Addressing the Council on Foreign Relations on 13 December, US Secretary of Defense, Mark Esper, told the audience he sees America’s foreign military training programme as a “critical long-term investment,” one that “makes for great partnerships […] I want to increase that by 50 percent over the coming five years.”
According to official sources, there are some 5,100 foreign military students from 153 countries currently in the US for some form of security cooperation training. There is a temporary moratorium on new students enrolling while the Department of Defense (DoD) institutes new vetting and screening procedures are put in place following the deadly shooting earlier this month at Naval Air Station Pensacola, FL, by a Saudi student, who killed three and wounded eight.

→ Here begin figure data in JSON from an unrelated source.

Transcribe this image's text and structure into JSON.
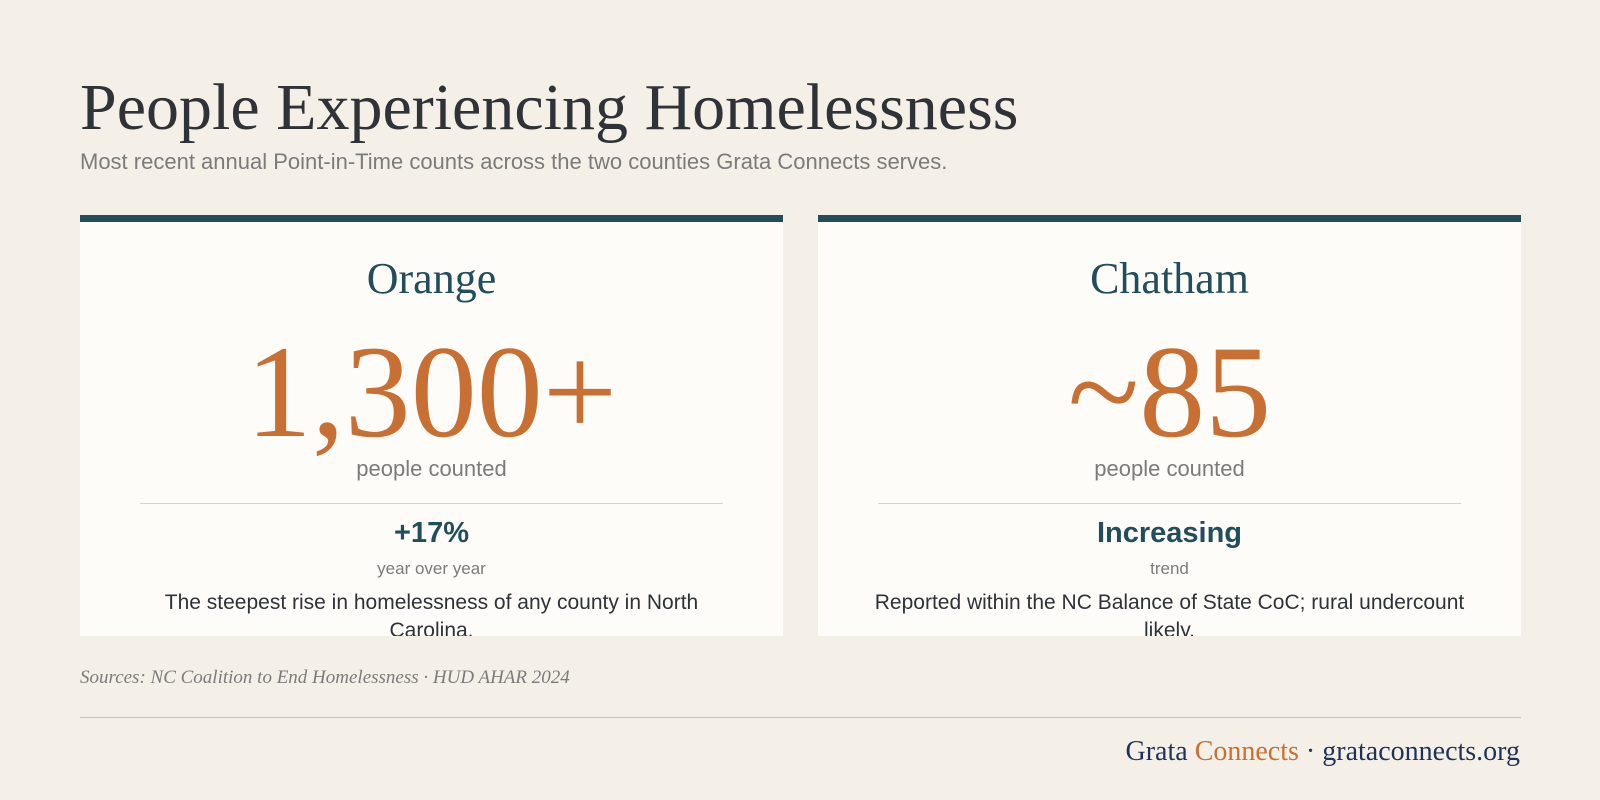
{
  "header": {
    "title": "People Experiencing Homelessness",
    "subtitle": "Most recent annual Point-in-Time counts across the two counties Grata Connects serves."
  },
  "cards": [
    {
      "county": "Orange",
      "count": "1,300+",
      "count_label": "people counted",
      "stat_value": "+17%",
      "stat_label": "year over year",
      "description": "The steepest rise in homelessness of any county in North Carolina."
    },
    {
      "county": "Chatham",
      "count": "~85",
      "count_label": "people counted",
      "stat_value": "Increasing",
      "stat_label": "trend",
      "description": "Reported within the NC Balance of State CoC; rural undercount likely."
    }
  ],
  "sources": "Sources: NC Coalition to End Homelessness · HUD AHAR 2024",
  "footer": {
    "brand_first": "Grata",
    "brand_second": "Connects",
    "separator": "·",
    "url": "grataconnects.org"
  },
  "colors": {
    "background": "#f4f0e8",
    "card_background": "#fdfcf8",
    "teal": "#224e5b",
    "orange": "#c87033",
    "navy": "#1f3357",
    "text_dark": "#2f3237",
    "text_muted": "#7b7b7b"
  }
}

Despite political fallout from the shooting, military leaders are robust in their support for the foreign military training programme. Speaking at the Reagan National Defense Forum in Simi Valley, CA, at the beginning of this month, US Air Force Chief of Staff, Gen David Goldfein, told the audience that one of the advantages the US has is that “We have allies and partners, and often our adversaries don’t […] My biggest concern would be that we would walk away from those key relationships, folks we know that we need when we go into combat.”
DoD has not yet revealed exactly when new screening procedures will be in place, but observers close to the proceedings tell MTSC they expect it to be soon. Meanwhile, it remains to be seen how readily – and how quickly – Secretary Esper’s aspiration to expand the programme can be realized.